Nos revendications
Samu psychiatrique
Il existe à l'étranger des équipes spécialisées dans l'intervention sur le lieu de crises psychotiques, qui visent à établir un lien de confiance avec la personne en souffrance et à l'amener ainsi à accepter les soins qui pourront la soulager. La video qui suit montre l'intervention, au domicile du patient, d'une équipe du SAMU psychiatrique de Paris. Elle est composée d'un psychiatre et d'un duo infirmier/infirmière psychiatriques. Remarquez que dès le début, c'est l'infirmier qui parle, sans jamais contredire le patient, et dans une attitude d'écoute active et de solidarité. Ce n'est que quand la confiance est ainsi établie que le psychiatre prend la direction des opérations, avec le plein accord du patient. L'alliance thérapeutique est démarrée.

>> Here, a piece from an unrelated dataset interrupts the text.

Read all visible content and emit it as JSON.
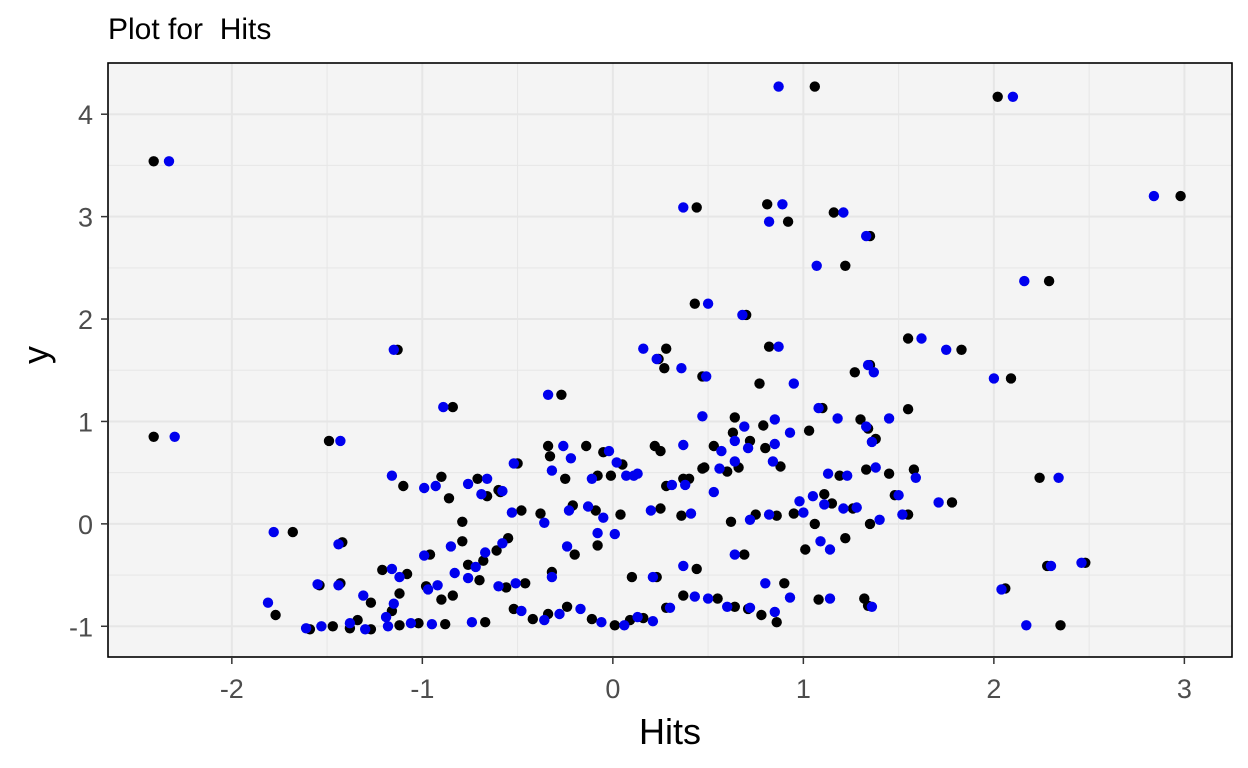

Chacun a tendance à ne parler de et à n'entendre que ce qui le préoccupe, surtout s'il est en souffrance. C'est un des fondements de la communication non-violente. Pourquoi le patient est-il en souffrance? Parce que subitement et à son insu, il devient la victime d'hallucinations et de délires très souvent paranoïdes, effrayants en eux-mêmes comme on le voit dans la projection, et qui de plus le coupent de ses proches qui nient la partie fantasmatique de sa réalité. Leur souffrance, à eux, c'est qu'il rejette leurs efforts pour l'amener à se faire soigner. C'est ce dont ils parlent, lui ne comprend pas pourquoi et il s'enrage que sa réalité (la réalité pour lui) ne soit pas prise en compte. Sur ces bases, une opposition de plus en plus hostile s'installe et va croissant jusqu'au rejet et la violence au moins verbale si pas physique.
L'équipe d'intervention, elle, n'est pas en souffrance. Elle est disponible, écoutante, spécialisée dans l'aide et se présente comme telle, avec des compétences médicales, mais sans aucune insistance sur la psychiatrie. Elle répond tout à fait aux besoins de la personne en souffrance. Un rapport portant sur 5 mois d'activité d'une équipe semblable qui, contrairement à ce qui est montré ici visait à éviter l'hospitalisation, établit que sur 119 interventions il n'y a eu qu'un seul rejet. En conséquence de l'alliance établie lors d'une première intervention, 68% des patients ont pu être soignés à domicile et, en fin de prise en charge (en moyenne 11,7 jours) on n'a constaté que 6% de ruptures de suivi. La première intervention a duré en moyenne 2 heures.